Last Wednesday, The Wall Street Journal reported that the NSA routinely collects about 75 percent of all email communications in the United States.

For three years the agency collected millions of personal communications of Americans without a court order, in violation of the Fourth Amendment and criminal law. Those violations reportedly ended last year.

But more troubling news came Friday as the NSA acknowledged that analysts deliberately violated privacy rights on multiple occasions over the past few years.

The wide-ranging scope of the NSA’s effort, and the fact that a secret federal court has accused it of repeatedly making misleading statements about its illegal activities, both underscore the fact that the agency lacks adequate oversight to protect Americans’ privacy.
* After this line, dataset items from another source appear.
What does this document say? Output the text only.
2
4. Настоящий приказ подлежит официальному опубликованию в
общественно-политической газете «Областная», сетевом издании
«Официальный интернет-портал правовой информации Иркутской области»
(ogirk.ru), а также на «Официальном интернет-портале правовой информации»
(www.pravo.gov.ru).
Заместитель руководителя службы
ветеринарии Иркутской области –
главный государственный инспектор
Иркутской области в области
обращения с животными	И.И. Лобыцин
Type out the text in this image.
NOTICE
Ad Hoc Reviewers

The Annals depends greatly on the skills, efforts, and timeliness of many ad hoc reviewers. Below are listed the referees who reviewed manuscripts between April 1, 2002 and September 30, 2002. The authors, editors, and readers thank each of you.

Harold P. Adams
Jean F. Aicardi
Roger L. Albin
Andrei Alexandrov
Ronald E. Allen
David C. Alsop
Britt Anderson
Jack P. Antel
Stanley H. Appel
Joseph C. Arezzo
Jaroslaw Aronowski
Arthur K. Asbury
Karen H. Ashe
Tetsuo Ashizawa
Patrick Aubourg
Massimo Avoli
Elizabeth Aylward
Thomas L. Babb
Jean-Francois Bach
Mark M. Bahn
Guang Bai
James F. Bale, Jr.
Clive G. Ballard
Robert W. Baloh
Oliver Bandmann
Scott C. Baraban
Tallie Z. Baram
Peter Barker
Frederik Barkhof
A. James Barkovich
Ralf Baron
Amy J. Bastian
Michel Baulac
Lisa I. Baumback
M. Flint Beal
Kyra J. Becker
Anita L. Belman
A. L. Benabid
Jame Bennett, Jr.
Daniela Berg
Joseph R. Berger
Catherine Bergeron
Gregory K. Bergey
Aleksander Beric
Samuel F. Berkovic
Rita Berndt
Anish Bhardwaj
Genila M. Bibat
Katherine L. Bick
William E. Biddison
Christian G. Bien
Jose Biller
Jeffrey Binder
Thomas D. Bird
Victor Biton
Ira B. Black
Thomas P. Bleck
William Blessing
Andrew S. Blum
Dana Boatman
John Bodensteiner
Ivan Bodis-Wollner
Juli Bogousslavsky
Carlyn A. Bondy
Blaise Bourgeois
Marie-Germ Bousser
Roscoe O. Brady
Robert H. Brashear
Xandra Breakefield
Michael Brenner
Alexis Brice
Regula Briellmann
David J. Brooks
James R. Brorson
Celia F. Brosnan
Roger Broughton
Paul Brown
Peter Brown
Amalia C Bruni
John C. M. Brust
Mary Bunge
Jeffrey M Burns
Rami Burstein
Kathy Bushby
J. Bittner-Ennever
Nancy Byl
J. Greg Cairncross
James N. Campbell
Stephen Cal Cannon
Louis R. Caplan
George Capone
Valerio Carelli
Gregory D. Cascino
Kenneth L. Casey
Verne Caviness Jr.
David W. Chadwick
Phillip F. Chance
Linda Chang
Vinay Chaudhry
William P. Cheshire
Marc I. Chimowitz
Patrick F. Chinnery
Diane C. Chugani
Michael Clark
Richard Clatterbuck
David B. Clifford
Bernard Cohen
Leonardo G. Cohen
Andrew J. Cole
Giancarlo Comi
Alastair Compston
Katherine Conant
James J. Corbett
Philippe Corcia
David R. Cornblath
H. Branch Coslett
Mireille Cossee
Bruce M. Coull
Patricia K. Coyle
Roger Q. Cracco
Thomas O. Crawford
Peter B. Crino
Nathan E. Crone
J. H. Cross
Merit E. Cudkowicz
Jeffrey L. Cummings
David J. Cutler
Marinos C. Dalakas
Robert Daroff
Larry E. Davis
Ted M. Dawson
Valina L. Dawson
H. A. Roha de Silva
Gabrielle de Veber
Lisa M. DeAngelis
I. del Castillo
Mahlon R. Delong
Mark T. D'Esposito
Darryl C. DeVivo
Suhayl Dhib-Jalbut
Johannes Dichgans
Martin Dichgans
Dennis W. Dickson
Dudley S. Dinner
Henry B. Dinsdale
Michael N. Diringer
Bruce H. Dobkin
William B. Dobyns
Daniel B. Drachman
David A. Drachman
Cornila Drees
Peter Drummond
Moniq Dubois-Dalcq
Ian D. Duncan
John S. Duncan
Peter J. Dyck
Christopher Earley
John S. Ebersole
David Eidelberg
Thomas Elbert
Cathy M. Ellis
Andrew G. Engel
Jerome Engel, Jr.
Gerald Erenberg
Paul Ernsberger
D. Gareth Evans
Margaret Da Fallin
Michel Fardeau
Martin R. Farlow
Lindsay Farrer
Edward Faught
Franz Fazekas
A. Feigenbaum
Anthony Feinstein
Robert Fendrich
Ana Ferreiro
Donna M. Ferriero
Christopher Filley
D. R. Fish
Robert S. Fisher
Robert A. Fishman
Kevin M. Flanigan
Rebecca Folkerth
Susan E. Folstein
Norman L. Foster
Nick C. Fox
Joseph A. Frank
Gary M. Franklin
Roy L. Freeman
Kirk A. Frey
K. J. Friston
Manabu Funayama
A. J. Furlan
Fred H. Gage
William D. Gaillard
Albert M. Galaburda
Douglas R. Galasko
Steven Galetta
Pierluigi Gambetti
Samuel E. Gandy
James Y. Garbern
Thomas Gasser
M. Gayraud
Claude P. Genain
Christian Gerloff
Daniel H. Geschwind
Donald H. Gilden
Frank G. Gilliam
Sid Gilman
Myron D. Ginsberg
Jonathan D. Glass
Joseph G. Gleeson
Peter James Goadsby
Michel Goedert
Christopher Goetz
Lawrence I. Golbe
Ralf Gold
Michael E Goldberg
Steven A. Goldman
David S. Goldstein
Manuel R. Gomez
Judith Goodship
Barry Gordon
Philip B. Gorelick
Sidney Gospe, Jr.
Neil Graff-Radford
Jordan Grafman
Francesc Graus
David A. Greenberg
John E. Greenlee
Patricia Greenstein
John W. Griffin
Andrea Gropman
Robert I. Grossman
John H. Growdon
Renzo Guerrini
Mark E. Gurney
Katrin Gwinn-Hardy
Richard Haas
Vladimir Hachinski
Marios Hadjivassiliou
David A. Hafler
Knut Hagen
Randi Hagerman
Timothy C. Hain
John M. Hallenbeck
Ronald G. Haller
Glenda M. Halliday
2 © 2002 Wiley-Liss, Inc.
Supporters of the NSA’s programs to collect communications from virtually anywhere on the globe insist that they are critical to the nation’s ability to identify threats from terrorists and others before they materialize. They contend that American civil rights are protected.

For example, they note that the NSA is only authorized to intercept telephone calls and Internet communications when they do not involve “U.S. persons,” broadly meaning anyone in the United States.

To intercept the communications of those individuals the NSA needs specific permission from a secret federal court, known as the Foreign Intelligence Surveillance Court (FISC).

Following last week’s disclosures, however, the government released an edited transcript of a disturbing FISC decision issued in October 2011, in which Judge John Bates summed up a six-month investigation by his court into ongoing violations of the law and constitutional protections of privacy by the NSA.

He not only found that the agency had for three years collected perhaps millions of communications between Americans not subject to investigation, but that it had not informed the court of the practice.

Furthermore, said Judge Bates, “The court is troubled that the government’s revelations regarding NSA’s acquisition of the Internet transactions mark the third instance in less than three years in which the government has disclosed a substantial misrepresentation regarding the scope of a major collection program.”

The top lawyer for the intelligence community, Robert Litt, said the illegal collection was caused by a technological problem the NSA itself uncovered, and that it wasn’t an intentional effort to collect American communications.

But that doesn’t absolve the NSA of repeatedly trying to mislead the court.

President Obama has insisted that the NSA “is not spying on Americans.”

Yet with each new troubling disclosure of the agency’s long reach into Americans’ personal communications, those reassurances ring increasingly hollow.

It is clear that the layers of protection supposedly built into the NSA’s communications intercepts fail to preserve Americans’ privacy rights.